The loss of cluster chaining information means that any file longer than one cluster may contain garbage.  FATxx stores this chaining information within the FATs, which also cue which clusters are unused, which are bad, and which terminate data cluster chains.  NTFS stores this information more compactly; cluster runs are stored as start, length value pairs, whereas a single bitmap holds the used/free status of all data clusters, somewhat like a 1-bit FAT. 

Either way, this chaining information is frequently written and may not move on the disk, and both of these factors increase the risk of loss.  A strategy to mitigate this common scenario is to deliberately favour large cluster size for small yet crucial files, so that ideally, all data is held in the first and only data cluster.  This is why I still often use FAT16, rather than FAT32, for small data volumes holding small files.

Another strategy is to avoid storing material in the root directory itself (for some reason, this is often trashed, especially by some malware payloads on C:) and to also avoid long and deeply-nested paths.  Some recovery methods, e.g. using ReadNTFS on a stricken NTFS volume, requires you to navigate through each step of a long path, which is tedious due to ReadNTFS's slowness, the need to step over bad sector retries along the way, and the risks of the path being broken by a trashed directory along the way.

Some recovery tools (including anything DOS-based, such as DiskEdit and ReadNTFS)can't be safely used beyond the 137G line, so it is best to keep crucial material within this limit.  Because ReadNTFS is one of the only tools that accesses NTFS files independently of the NTFS.sys driver, it may be the only way into to NTFS volumes corrupted in ways that crash NTFS.sys!

Given the poor results I see when recovering data from NTFS, I'd have to recommend using FATxx rather than NTFS as a data survivability strategy.  If readers can attain better results with other recovery tools for NTFS, then please describe your mileage with these in the comments section!

2 comments:

gggg said...

Your post is truly excellent, and shows original thought.
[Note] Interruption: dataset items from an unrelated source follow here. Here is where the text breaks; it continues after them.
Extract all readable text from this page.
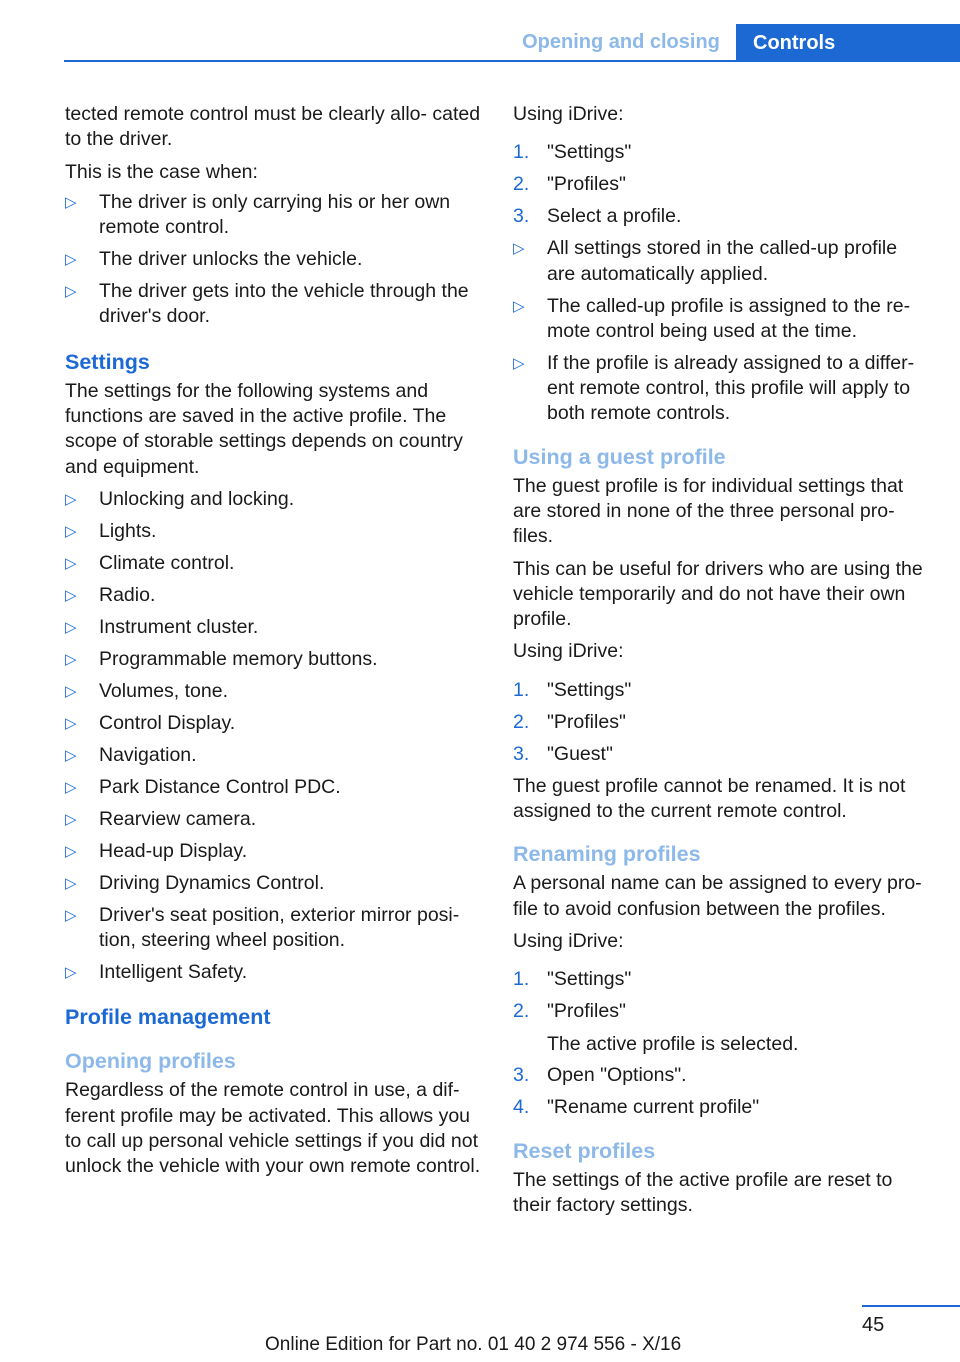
Opening and closing	Controls

tected remote control must be clearly allo‐ cated to the driver.

This is the case when:

▷ The driver is only carrying his or her own remote control.
▷ The driver unlocks the vehicle.
▷ The driver gets into the vehicle through the driver's door.
Settings

The settings for the following systems and functions are saved in the active profile. The scope of storable settings depends on country and equipment.

▷ Unlocking and locking.
▷ Lights.
▷ Climate control.
▷ Radio.
▷ Instrument cluster.
▷ Programmable memory buttons.
▷ Volumes, tone.
▷ Control Display.
▷ Navigation.
▷ Park Distance Control PDC.
▷ Rearview camera.
▷ Head-up Display.
▷ Driving Dynamics Control.
▷ Driver's seat position, exterior mirror posi‐ tion, steering wheel position.
▷ Intelligent Safety.
Profile management
Opening profiles

Regardless of the remote control in use, a dif‐ ferent profile may be activated. This allows you to call up personal vehicle settings if you did not unlock the vehicle with your own remote control.

Using iDrive:

1. "Settings"
2. "Profiles"
3. Select a profile.
▷ All settings stored in the called-up profile are automatically applied.
▷ The called-up profile is assigned to the re‐ mote control being used at the time.
▷ If the profile is already assigned to a differ‐ ent remote control, this profile will apply to both remote controls.
Using a guest profile

The guest profile is for individual settings that are stored in none of the three personal pro‐ files.

This can be useful for drivers who are using the vehicle temporarily and do not have their own profile.

Using iDrive:

1. "Settings"
2. "Profiles"
3. "Guest"

The guest profile cannot be renamed. It is not assigned to the current remote control.

Renaming profiles

A personal name can be assigned to every pro‐ file to avoid confusion between the profiles.

Using iDrive:

1. "Settings"
2. "Profiles"
The active profile is selected.
3. Open "Options".
4. "Rename current profile"
Reset profiles

The settings of the active profile are reset to their factory settings.

45
Online Edition for Part no. 01 40 2 974 556 - X/16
Most all forums and articles push NTFS because they base all their info on what MS feeds them. But I often have problems of file corruption on NTFS, and NEVER have on FAT32. Have you noticed this greater frequency of problems as well? NTFS is supposed to be more reliable but never has been for me. ( Some of the blame might be due to 'converting' from FAT32 to NTFS..??? But on other systems, I began with NTFS from the beginning, and still encountered problems. I have never seen a blue screen on Win2000/FAT32, - and I use it all the time for many years!! ) I will point others to your blog.

Chris Quirke said...

Hi gggg!

On NTFS vs. FATxx, see...

http://cquirke.mvps.org/ntfs.htm

I think you hit the nail on the head when you said "...'converting' from FAT32 to NTFS". There are two problems with that:

1) Default permissions

When you install an NT-family OS on NTFS, it sets appropriate access control for the various parts of the OS etc. and this helps protect the OS against attack. This doesn't happen on FATxx of course, so when you then convert to NTFS, you can't get appropriate access control.

2) Mis-aligned volumes

When volumes and partitions are created, they may or may not be aligned correctly, from NTFS's perspective. If not, then when converted to NTFS, you get 512 byte clusters (i.e. each cluster is one sector). This impacts performance and undermines stability.
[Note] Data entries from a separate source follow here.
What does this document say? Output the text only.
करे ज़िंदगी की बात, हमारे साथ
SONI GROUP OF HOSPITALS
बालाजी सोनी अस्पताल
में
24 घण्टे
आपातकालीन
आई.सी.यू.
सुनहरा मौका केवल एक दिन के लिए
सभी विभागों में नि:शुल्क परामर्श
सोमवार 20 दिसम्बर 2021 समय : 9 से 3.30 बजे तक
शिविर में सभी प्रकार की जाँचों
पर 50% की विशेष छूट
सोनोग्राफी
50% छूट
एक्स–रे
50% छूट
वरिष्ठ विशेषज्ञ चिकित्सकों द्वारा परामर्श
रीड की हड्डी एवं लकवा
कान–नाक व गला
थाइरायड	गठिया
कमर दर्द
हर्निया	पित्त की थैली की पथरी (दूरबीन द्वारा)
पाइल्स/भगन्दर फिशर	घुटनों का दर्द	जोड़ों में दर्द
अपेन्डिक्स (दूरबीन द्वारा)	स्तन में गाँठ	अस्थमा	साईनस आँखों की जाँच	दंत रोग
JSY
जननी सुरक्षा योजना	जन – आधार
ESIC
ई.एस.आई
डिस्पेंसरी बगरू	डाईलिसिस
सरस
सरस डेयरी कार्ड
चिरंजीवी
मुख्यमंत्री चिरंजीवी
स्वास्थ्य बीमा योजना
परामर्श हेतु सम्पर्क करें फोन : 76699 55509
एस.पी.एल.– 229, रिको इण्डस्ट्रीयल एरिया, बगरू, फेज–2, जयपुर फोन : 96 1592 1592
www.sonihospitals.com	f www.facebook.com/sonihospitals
I suspect (2) is the cause of your bad mileage with NTFS. Normally, the mileage I'd expect you to get is an apparent lack of problems with NTFS (because they are papered over), while in reality it will be as likely to get corrupted from bad hardware as FATxx (no more or less).
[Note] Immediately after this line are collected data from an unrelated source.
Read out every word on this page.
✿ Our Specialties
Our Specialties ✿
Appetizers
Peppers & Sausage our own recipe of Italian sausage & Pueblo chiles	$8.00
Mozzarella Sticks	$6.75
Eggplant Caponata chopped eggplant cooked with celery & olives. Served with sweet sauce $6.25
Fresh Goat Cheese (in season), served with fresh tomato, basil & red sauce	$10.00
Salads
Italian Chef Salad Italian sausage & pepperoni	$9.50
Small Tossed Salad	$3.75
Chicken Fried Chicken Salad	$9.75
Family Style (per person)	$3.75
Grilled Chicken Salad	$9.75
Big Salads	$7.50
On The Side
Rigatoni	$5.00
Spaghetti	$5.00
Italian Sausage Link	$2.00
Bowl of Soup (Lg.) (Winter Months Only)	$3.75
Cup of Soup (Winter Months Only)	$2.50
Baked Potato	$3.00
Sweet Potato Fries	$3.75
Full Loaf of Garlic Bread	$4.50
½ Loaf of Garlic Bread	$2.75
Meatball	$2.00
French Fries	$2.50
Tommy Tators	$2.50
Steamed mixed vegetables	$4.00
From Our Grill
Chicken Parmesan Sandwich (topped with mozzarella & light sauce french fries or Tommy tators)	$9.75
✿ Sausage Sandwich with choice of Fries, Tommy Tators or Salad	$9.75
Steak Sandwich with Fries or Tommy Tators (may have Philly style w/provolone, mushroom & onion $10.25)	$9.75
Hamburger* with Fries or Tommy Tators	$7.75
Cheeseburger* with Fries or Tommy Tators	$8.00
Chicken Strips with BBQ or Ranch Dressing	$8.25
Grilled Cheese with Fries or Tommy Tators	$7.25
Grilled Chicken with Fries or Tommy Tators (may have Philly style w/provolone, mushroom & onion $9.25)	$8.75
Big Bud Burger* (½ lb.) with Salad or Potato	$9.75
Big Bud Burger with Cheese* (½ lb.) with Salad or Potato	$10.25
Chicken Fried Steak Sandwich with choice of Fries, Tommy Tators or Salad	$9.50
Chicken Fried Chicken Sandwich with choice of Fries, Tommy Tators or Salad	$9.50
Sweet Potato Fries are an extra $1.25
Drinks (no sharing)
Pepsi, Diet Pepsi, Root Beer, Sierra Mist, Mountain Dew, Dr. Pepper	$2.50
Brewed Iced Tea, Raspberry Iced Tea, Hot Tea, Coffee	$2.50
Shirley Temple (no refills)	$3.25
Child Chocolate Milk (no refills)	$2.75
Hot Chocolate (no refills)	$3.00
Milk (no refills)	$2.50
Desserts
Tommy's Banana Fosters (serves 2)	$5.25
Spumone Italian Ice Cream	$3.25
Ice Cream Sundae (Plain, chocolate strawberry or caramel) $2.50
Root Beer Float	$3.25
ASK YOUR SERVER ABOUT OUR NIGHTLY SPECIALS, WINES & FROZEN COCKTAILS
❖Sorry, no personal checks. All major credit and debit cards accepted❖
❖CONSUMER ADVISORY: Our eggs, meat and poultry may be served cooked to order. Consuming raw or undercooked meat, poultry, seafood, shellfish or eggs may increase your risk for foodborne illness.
The worse mileage kicks in when you try to repair the file system (poor tools) and recover data (invariably, loss of most directory info, in my experience).

So if you want to create FATxx volumes that may be converted to NTFS later, you need to ensure they are "properly aligned". If you use BING as your partitioning tool, you will see this option.

What pattern of problems with NTFS have you been seeing? Are there bad exits involved, and if so, why? What hardware? Are these "one big C: volume" systems?